HELOC (Home Equity Line of Credit)
A revolving line of credit secured by your home equity. APRs are typically lower than personal loans, but the home is collateral.
Credit union
A member-owned, not-for-profit financial cooperative. Often offers lower personal-loan APRs than banks for the same credit profile.
Online lender
A lender that originates and services loans entirely online. Decisions in minutes; funding as fast as the next business day.
Marketplace lender
A platform that matches borrowers with multiple lenders from a single application, so you can compare offers without applying separately.
06

Regulation

TILA (Truth in Lending Act)
The federal law that requires lenders to disclose loan terms, APR, fees, and the schedule of payments before a borrower signs.
FCRA (Fair Credit Reporting Act)
The federal law that governs credit reports and credit-bureau practices, including your right to a free annual report and to dispute errors.
ECOA (Equal Credit Opportunity Act)
The federal law that prohibits lender discrimination based on race, religion, sex, marital status, age, national origin, or receipt of public assistance.

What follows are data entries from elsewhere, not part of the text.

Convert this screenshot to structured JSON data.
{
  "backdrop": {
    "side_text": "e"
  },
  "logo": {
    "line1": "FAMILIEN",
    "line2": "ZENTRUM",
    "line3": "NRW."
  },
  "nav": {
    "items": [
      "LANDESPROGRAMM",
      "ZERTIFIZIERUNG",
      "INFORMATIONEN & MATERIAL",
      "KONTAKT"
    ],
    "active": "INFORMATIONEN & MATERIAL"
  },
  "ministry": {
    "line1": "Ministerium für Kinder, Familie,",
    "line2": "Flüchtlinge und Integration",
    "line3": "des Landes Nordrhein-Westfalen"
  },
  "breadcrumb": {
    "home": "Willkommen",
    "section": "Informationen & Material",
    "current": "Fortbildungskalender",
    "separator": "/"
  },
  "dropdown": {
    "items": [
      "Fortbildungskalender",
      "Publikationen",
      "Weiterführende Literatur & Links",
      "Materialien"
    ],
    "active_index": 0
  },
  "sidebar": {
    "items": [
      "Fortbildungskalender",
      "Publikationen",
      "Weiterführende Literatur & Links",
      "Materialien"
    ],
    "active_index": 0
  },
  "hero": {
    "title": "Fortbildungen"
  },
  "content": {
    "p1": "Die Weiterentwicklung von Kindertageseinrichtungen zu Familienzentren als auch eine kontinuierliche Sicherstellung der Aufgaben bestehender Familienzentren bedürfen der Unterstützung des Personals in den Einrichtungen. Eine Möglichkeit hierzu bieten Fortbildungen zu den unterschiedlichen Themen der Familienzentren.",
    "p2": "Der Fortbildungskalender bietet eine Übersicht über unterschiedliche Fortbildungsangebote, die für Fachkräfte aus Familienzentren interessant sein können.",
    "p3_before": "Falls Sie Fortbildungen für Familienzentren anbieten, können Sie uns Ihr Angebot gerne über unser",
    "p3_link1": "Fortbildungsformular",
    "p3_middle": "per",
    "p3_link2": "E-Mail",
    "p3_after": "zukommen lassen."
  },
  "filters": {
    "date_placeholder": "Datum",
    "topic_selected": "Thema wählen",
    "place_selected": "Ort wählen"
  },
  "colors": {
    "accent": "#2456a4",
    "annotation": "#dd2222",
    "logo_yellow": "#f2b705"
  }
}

MLA (Military Lending Act)
Federal law capping consumer-credit APRs to active-duty service members and their dependents at 36% (the Military APR, or MAPR).
CFPB (Consumer Financial Protection Bureau)
The federal agency that supervises and enforces consumer financial-protection laws across most U.S. lenders.
TCPA (Telephone Consumer Protection Act)
The federal law governing telemarketing calls and texts, including the prior-express-written-consent requirement for autodialed marketing.
GLBA (Gramm-Leach-Bliley Act)
The federal law requiring financial institutions to disclose their information-sharing practices and safeguard customer data.